Nous pouvons bien sûr maintenir de petites classes dans certains territoires. En revanche, lorsqu’une classe unique ne compte plus que trois ou quatre élèves, hors situations particulières comme les zones de montagne, cela devient difficilement viable.
Mais cette baisse du nombre d’élèves peut aussi avoir un effet positif : elle permet d’alléger les classes. Pour la première fois, nous atteignons à l’échelle nationale une moyenne de 21 élèves par classe dans le premier degré. Dans le même temps, le Tarn-et-Garonne fait partie des 18 départements qui expérimentent une nouvelle façon de construire la carte scolaire, avec davantage d’anticipation et de dialogue avec les élus.
L’interdiction du téléphone portable au lycée sera-t-elle réellement appliquée dès cette rentrée ?
La loi s’appliquera et l’interdiction sera respectée dès le 1er septembre. C’est une excellente nouvelle pour protéger les jeunes, notamment face aux effets de la surexposition aux écrans. Nous savons à quel point le téléphone peut prendre une place importante dans leur quotidien et empiéter sur leur temps. À travers cette mesure, notre objectif est avant tout d’instruire et de protéger les jeunes.
Il faudra évidemment appliquer cette mesure avec intelligence et discernement. Chaque établissement a ses particularités et il faudra prévoir certaines dérogations, notamment pour des élèves en situation de handicap ou présentant un trouble de santé. Il faut aussi tenir compte des lycées qui accueillent des étudiants en BTS ou en classes préparatoires, qui n’ont pas le même statut.
Sur le terrain, plusieurs solutions sont possibles. Certains établissements ont déjà installé des boîtes pour stocker les téléphones. Mais le plus simple peut aussi être de demander aux élèves de laisser leur téléphone éteint au fond de leur sac. Nous voyons déjà au collège les bénéfices de cette interdiction : davantage d’interactions entre les élèves, une meilleure concentration et de meilleures conditions d’apprentissage.
Vous avez fait de l’égalité entre les filles et les garçons l’une de vos priorités. Comment faire évoluer les choix d’orientation, encore très différents entre les filles et les garçons ?
Il faut encourager davantage de jeunes filles à se tourner vers les sciences, l’ingénierie ou l’industrie. Nous organisons pour cela des rencontres avec des femmes qui exercent ces métiers, afin de montrer dès le collège que ces filières leur sont ouvertes et de lutter contre les stéréotypes.
C’est un véritable enjeu d’égalité, d’autant que ces carrières sont souvent plus rémunératrices et que ces secteurs ont besoin de recruter.
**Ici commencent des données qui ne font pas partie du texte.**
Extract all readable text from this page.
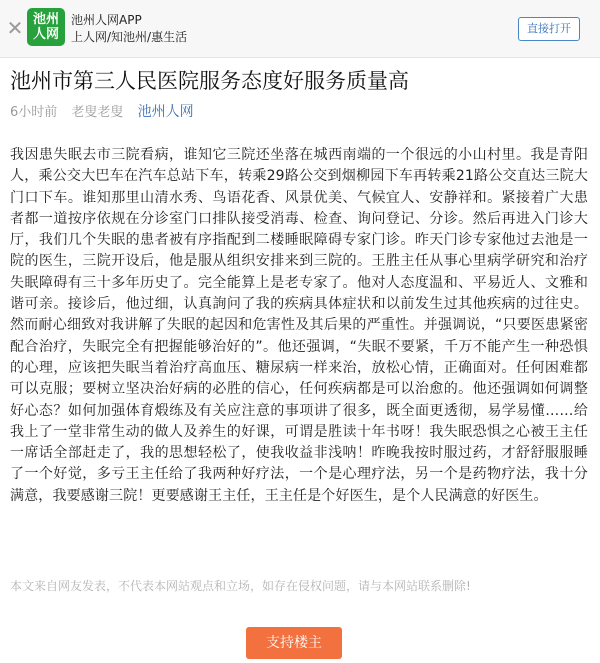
✕ 池州
人网
池州人网APP
上人网/知池州/惠生活
直接打开
池州市第三人民医院服务态度好服务质量高
6小时前 老叟老叟 池州人网
我因患失眠去市三院看病，谁知它三院还坐落在城西南端的一个很远的小山村里。我是青阳人，乘公交大巴车在汽车总站下车，转乘29路公交到烟柳园下车再转乘21路公交直达三院大门口下车。谁知那里山清水秀、鸟语花香、风景优美、气候宜人、安静祥和。紧接着广大患者都一道按序依规在分诊室门口排队接受消毒、检查、询问登记、分诊。然后再进入门诊大厅，我们几个失眠的患者被有序指配到二楼睡眠障碍专家门诊。昨天门诊专家他过去池是一院的医生，三院开设后，他是服从组织安排来到三院的。王胜主任从事心里病学研究和治疗失眠障碍有三十多年历史了。完全能算上是老专家了。他对人态度温和、平易近人、文雅和谐可亲。接诊后，他过细，认真詢问了我的疾病具体症状和以前发生过其他疾病的过往史。然而耐心细致对我讲解了失眠的起因和危害性及其后果的严重性。并强调说，“只要医患紧密配合治疗，失眠完全有把握能够治好的”。他还强调，“失眠不要紧，千万不能产生一种恐惧的心理，应该把失眠当着治疗高血压、糖尿病一样来治，放松心情，正确面对。任何困难都可以克服；要树立坚决治好病的必胜的信心，任何疾病都是可以治愈的。他还强调如何调整好心态？如何加强体育煅练及有关应注意的事项讲了很多，既全面更透彻，易学易懂……给我上了一堂非常生动的做人及养生的好课，可谓是胜读十年书呀！我失眠恐惧之心被王主任一席话全部赶走了，我的思想轻松了，使我收益非浅呐！昨晚我按时服过药，才舒舒服服睡了一个好觉，多亏王主任给了我两种好疗法，一个是心理疗法，另一个是药物疗法，我十分满意，我要感谢三院！更要感谢王主任，王主任是个好医生，是个人民满意的好医生。
本文来自网友发表，不代表本网站观点和立场，如存在侵权问题，请与本网站联系删除!
支持楼主
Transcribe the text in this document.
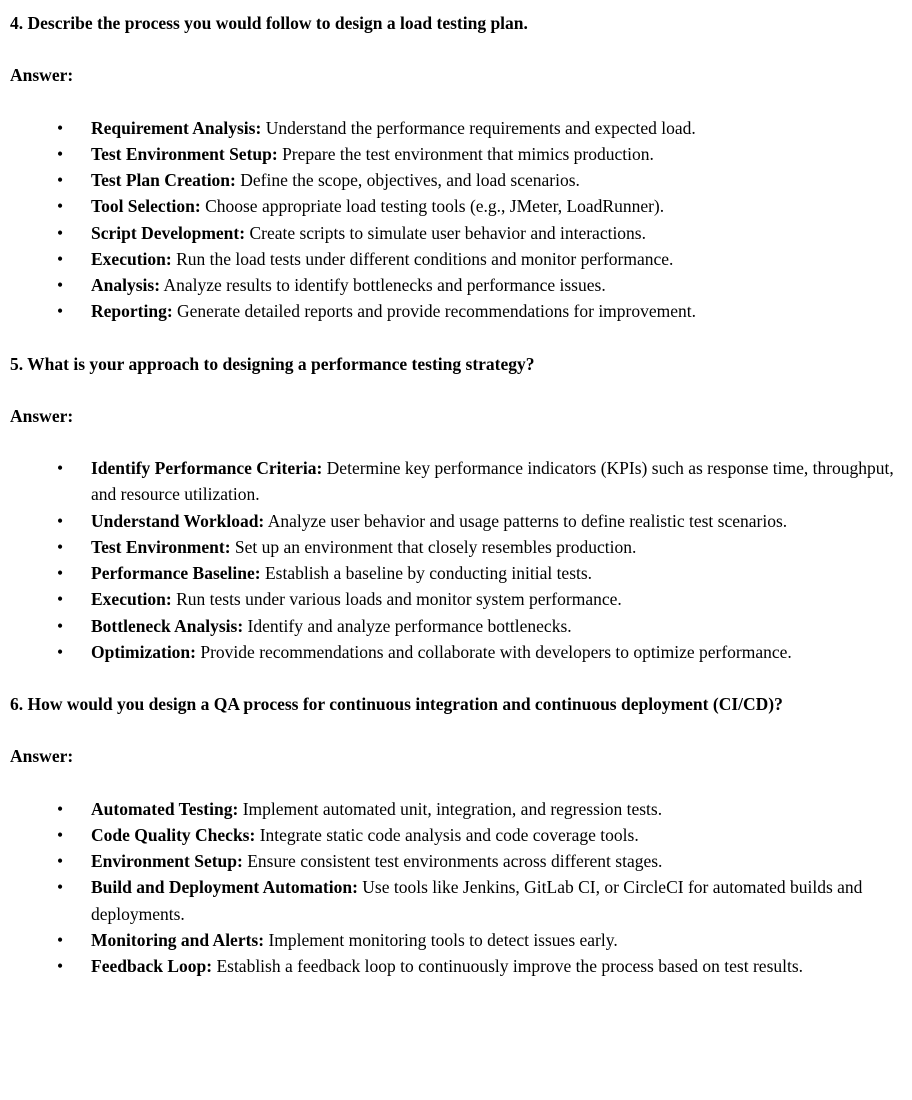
4. Describe the process you would follow to design a load testing plan.

Answer:

• Requirement Analysis: Understand the performance requirements and expected load.
• Test Environment Setup: Prepare the test environment that mimics production.
• Test Plan Creation: Define the scope, objectives, and load scenarios.
• Tool Selection: Choose appropriate load testing tools (e.g., JMeter, LoadRunner).
• Script Development: Create scripts to simulate user behavior and interactions.
• Execution: Run the load tests under different conditions and monitor performance.
• Analysis: Analyze results to identify bottlenecks and performance issues.
• Reporting: Generate detailed reports and provide recommendations for improvement.

5. What is your approach to designing a performance testing strategy?

Answer:

• Identify Performance Criteria: Determine key performance indicators (KPIs) such as response time, throughput, and resource utilization.
• Understand Workload: Analyze user behavior and usage patterns to define realistic test scenarios.
• Test Environment: Set up an environment that closely resembles production.
• Performance Baseline: Establish a baseline by conducting initial tests.
• Execution: Run tests under various loads and monitor system performance.
• Bottleneck Analysis: Identify and analyze performance bottlenecks.
• Optimization: Provide recommendations and collaborate with developers to optimize performance.

6. How would you design a QA process for continuous integration and continuous deployment (CI/CD)?

Answer:

• Automated Testing: Implement automated unit, integration, and regression tests.
• Code Quality Checks: Integrate static code analysis and code coverage tools.
• Environment Setup: Ensure consistent test environments across different stages.
• Build and Deployment Automation: Use tools like Jenkins, GitLab CI, or CircleCI for automated builds and deployments.
• Monitoring and Alerts: Implement monitoring tools to detect issues early.
• Feedback Loop: Establish a feedback loop to continuously improve the process based on test results.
L’objectif n’est pas d’avoir moins de garçons, mais plus de filles.
Mais l’égalité fonctionne dans les deux sens. Nous devons aussi encourager les garçons à se tourner vers les humanités, les langues ou le secteur social. Ils sont également sous-orientés vers la voie générale et technologique. Ce sont les deux jambes sur lesquelles nous devons marcher pour faire avancer l’égalité entre les filles et les garçons.